China’s AgBank Fined $215 Million for Hiding TransactionsGreg Farrell
Bank obscured Russian, Mideast clients’ details, New York says
Managers tried to silence whistleblower, according to DFS
China’s third-largest lender tried to obscure the trail of dollar transactions by Russian, Chinese and Middle Eastern clients and attempted to silence a compliance officer who raised alarms about it, according to New York’s banking regulator.
State-controlled Agricultural Bank of China was ordered to pay a $215 million penalty and install an independent monitor for 18 months to oversee the establishment of compliance controls, New York State’s Department of Financial Services said in a consent order Friday.

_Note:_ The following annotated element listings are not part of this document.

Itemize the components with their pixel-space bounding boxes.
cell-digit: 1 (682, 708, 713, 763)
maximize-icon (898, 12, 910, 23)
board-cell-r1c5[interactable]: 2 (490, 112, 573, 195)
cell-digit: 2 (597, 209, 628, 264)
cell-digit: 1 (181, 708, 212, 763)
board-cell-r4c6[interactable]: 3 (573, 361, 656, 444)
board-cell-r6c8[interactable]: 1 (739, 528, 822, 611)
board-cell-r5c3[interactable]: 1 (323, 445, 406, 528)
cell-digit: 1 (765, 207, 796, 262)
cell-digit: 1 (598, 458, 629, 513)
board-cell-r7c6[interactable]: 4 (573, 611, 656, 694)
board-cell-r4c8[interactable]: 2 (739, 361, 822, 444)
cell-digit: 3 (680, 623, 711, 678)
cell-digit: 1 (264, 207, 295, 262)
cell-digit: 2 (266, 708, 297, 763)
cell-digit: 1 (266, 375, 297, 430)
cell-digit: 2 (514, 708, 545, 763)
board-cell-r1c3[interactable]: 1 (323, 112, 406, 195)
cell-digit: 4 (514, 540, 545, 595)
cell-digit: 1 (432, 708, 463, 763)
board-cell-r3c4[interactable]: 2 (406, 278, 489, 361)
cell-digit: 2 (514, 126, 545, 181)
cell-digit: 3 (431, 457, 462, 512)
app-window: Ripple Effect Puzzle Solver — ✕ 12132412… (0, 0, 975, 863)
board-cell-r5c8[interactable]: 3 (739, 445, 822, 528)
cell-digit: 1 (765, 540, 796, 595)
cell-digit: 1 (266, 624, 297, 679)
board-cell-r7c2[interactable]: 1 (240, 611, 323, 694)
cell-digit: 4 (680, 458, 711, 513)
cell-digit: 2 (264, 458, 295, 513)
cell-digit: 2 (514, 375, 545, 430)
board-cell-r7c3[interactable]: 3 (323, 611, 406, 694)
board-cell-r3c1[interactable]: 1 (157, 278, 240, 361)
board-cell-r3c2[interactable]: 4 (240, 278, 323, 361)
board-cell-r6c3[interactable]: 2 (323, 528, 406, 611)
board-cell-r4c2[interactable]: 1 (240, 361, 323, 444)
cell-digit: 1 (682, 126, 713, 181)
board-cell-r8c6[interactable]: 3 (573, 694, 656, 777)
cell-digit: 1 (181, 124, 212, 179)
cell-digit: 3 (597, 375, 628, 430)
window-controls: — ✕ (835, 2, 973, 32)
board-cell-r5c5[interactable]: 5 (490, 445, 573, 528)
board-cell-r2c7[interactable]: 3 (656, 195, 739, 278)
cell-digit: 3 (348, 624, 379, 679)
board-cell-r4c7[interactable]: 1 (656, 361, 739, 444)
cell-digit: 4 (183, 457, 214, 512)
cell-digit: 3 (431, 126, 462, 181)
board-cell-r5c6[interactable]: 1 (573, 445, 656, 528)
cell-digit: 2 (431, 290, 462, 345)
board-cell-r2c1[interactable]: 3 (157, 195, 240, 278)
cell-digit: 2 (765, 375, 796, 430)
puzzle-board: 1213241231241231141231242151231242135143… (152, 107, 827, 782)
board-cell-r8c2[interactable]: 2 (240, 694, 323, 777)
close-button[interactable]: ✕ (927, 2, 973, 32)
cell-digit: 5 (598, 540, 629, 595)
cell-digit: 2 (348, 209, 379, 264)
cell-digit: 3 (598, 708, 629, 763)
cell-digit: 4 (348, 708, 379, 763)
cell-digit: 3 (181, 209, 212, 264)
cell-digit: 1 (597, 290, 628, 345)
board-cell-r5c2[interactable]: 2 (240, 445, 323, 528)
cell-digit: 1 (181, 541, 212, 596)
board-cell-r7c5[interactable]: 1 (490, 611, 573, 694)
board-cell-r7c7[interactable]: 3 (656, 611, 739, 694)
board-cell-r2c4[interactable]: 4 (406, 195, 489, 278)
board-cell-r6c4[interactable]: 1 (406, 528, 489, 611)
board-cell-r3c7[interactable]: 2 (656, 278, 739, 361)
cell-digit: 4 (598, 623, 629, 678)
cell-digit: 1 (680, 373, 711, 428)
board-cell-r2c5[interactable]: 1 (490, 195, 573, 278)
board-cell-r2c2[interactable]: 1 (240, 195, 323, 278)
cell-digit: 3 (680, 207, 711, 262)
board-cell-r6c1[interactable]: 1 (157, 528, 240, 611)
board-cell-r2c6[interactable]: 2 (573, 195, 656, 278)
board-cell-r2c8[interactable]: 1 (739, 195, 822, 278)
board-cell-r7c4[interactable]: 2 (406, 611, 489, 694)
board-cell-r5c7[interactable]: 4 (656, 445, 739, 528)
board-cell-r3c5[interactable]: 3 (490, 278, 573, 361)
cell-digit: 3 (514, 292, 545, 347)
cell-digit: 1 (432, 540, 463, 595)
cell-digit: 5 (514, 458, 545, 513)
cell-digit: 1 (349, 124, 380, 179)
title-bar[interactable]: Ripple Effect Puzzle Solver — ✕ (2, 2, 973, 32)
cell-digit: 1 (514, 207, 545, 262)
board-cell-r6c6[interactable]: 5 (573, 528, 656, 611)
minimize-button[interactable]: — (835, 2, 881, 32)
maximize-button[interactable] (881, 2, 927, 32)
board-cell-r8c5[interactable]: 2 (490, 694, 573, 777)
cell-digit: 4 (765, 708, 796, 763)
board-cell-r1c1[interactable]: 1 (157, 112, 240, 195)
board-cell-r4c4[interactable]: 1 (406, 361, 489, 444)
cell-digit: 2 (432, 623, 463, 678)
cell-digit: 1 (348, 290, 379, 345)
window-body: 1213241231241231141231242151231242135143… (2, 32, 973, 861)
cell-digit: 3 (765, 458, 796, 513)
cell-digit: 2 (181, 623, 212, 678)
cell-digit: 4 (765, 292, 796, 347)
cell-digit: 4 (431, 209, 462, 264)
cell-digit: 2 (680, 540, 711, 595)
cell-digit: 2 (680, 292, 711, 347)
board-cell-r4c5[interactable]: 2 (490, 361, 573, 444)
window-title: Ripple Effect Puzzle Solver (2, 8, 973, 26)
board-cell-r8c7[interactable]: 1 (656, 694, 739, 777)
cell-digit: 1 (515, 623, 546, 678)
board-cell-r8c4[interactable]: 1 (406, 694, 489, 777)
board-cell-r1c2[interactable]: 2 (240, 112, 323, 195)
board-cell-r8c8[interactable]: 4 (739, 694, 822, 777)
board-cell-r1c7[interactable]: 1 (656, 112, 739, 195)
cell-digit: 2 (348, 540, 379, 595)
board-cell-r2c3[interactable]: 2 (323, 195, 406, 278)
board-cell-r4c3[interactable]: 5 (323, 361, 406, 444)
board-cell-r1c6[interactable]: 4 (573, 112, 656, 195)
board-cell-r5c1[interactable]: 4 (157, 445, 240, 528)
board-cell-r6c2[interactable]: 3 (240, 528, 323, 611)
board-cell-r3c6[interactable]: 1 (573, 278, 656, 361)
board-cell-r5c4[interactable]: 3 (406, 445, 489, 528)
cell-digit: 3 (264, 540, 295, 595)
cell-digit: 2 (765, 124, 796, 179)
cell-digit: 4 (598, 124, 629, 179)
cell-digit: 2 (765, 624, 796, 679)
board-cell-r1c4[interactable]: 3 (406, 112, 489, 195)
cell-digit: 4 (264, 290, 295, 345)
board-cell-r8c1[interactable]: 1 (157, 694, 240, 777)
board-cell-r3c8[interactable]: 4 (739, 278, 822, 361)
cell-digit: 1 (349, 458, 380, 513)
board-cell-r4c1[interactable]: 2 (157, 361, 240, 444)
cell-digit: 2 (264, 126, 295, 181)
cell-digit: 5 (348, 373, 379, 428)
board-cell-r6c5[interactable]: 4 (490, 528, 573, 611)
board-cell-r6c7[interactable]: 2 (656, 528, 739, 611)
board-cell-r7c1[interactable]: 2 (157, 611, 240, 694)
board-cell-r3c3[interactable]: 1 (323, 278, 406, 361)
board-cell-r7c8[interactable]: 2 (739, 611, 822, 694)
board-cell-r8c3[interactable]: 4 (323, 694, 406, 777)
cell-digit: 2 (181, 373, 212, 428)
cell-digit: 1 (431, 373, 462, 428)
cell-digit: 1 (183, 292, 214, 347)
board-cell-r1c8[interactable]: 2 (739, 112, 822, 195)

New York and federal officials have aggressively pursued foreign banks over sanctions violations and poor anti-money laundering controls, led by $8.9 billion in federal and state fine against BNP Paribas SA, which pleaded guilty to violating sanctions and laundering laws.
But it’s unusual for a U.S. entity to levy such a penalty against a China-controlled lender. In July 2015, the U.S. Federal Reserve ordered Beijing-controlled China Construction Bank Corp. to ramp up its money-laundering controls without levying a fine. In September, Agricultural Bank of China itself was ordered to overhaul its money-laundering protections over “significant deficiencies.”
AgBank representatives in New York didn’t immediately respond to requests for comment. Two calls to the company’s Beijing press office and a press officer’s mobile phone went unanswered outside business hours Saturday.
“The failure of a strong compliance program at the New York Branch of the Agricultural Bank of China created a substantial risk that terrorist groups, parties from sanctioned nations and other criminals could have used the Bank to support their illicit activities,” DFS superintendent Maria Vullo said in a statement announcing the action, the biggest fine issued in her tenure that began earlier this year.
Skyrocketing Dollar Deals
AgBank conducted U.S. dollar clearing in rapidly increasing volumes since 2013 even as New York regulator warned it that it must first improve its compliance functions, according to New York’s consent order, which was signed by AgBank. Dollar-clearing transactions at the bank’s New York branch skyrocketed in 2014 and 2015, the regulator said.
The bank’s chief compliance officer in New York and other compliance personnel raised flags over transactions in New York, according to the DFS. These included “unusually large” dollar transfers, in round numbers, between Chinese and Russian companies and from Yemen companies to China, as well as “potentially suspicious dollar-denominated payments” from trading companies in the Middle East.
Some invoices appeared to be counterfeited or falsified, the compliance staff said, including dollar transactions apparently involving an Iranian party under U.S. sanctions. Some of these transactions were sent through the global interbank-messaging system, the Society for Worldwide Interbank Financial Telecommunication, using coded messages that masked client identities to avoid DFS screening, according to the consent order.
After bringing the coded SWIFT messages to bank managers’ attention in the fall of 2014, the chief compliance officer in New York was told not to communicate those concerns to regulators. The officer resigned in mid-2015, followed by other compliance workers and replacements had inadequate resources, the DFS said.
The DFS didn’t identify the chief compliance officer.
Earlier this year, the Beijing-based lender was sued by a former chief compliance officer who ran the firm’s compliance in New York. The officer, Natasha Taft, said she was forced out of her job after telling the New York Fed about money-laundering risks in trade-financing transactions and alleged the bank retaliated against her for the disclosures in late 2014. The bank has denied the allegations. Taft couldn’t immediately be reached for comment.
The DFS is responsible for overseeing the financial services industry in New York. It has enforcement powers over banks chartered in the state, as well as insurance companies. Most large U.S. banks are nationally chartered and regulated by the federal Office of the Comptroller of the Currency.